ECOWAS removes sanctions on Mali, Burkina Faso and Niger
Leaders pose for a photo before the Economic Community of West African States (ECOWAS) Extraordinary Session of the Authority of Heads of State and Government in Abuja, Nigeria Feb. 24, 2024. (Reuters Photo)


West African regional bloc Economic Community of West African States (ECOWAS) removed sanctions on Burkina Faso, Mali and Niger on Saturday.

The ECOWAS Commission lifted travel, commercial, and economic sanctions imposed on all three countries that were aimed at reversing military coups staged in the countries in 2023, 2022, and 2021, a senior official announced Saturday.

The sanctions will be lifted with immediate effect, ECOWAS Commission President Omar Alieu Touray said after a meeting of the bloc in Nigeria's capital, Abuja.

Niger's president Mohamed Bazoum was ousted in a military coup last July, prompting the Economic Community of West African States (ECOWAS) to suspend trade and impose tough sanctions.

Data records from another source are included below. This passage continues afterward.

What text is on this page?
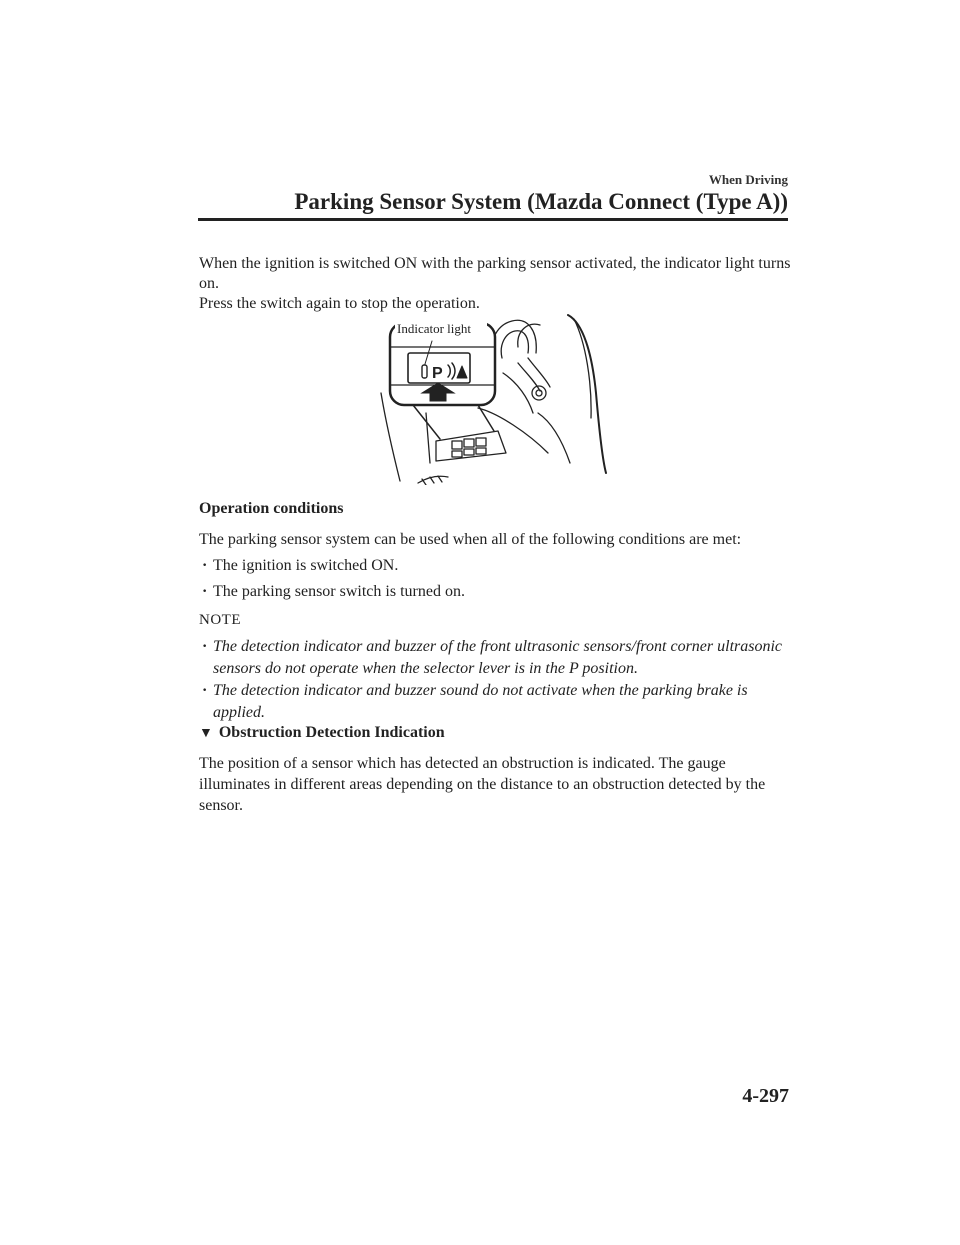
When Driving
Parking Sensor System (Mazda Connect (Type A))
When the ignition is switched ON with the parking sensor activated, the indicator light turns on.
Press the switch again to stop the operation.
P
Indicator light
Operation conditions
The parking sensor system can be used when all of the following conditions are met:
· The ignition is switched ON.
· The parking sensor switch is turned on.
NOTE
· The detection indicator and buzzer of the front ultrasonic sensors/front corner ultrasonic sensors do not operate when the selector lever is in the P position.
· The detection indicator and buzzer sound do not activate when the parking brake is applied.
▼ Obstruction Detection Indication
The position of a sensor which has detected an obstruction is indicated. The gauge illuminates in different areas depending on the distance to an obstruction detected by the sensor.
4-297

But the bloc's warning of military intervention has fizzled out with little sign that Bazoum – still imprisoned in the presidential palace in Niamey – is close to being restored.

Touray called for Bazoum's "immediate release" at the summit in Nigeria's capital.

He said the measures to be lifted included the freezing of Niger's assets in ECOWAS central banks and the suspension of financial transactions between ECOWAS states and Niger.

But Touray told AFP "individual sanctions as well as political sanctions remain in place in Niger... (and) in other countries political sanctions remain."

Nigeria's President Bola Ahmed Tinubu had urged worried West African leaders to rethink their strategy on the region's coup-hit states at the start of the summit.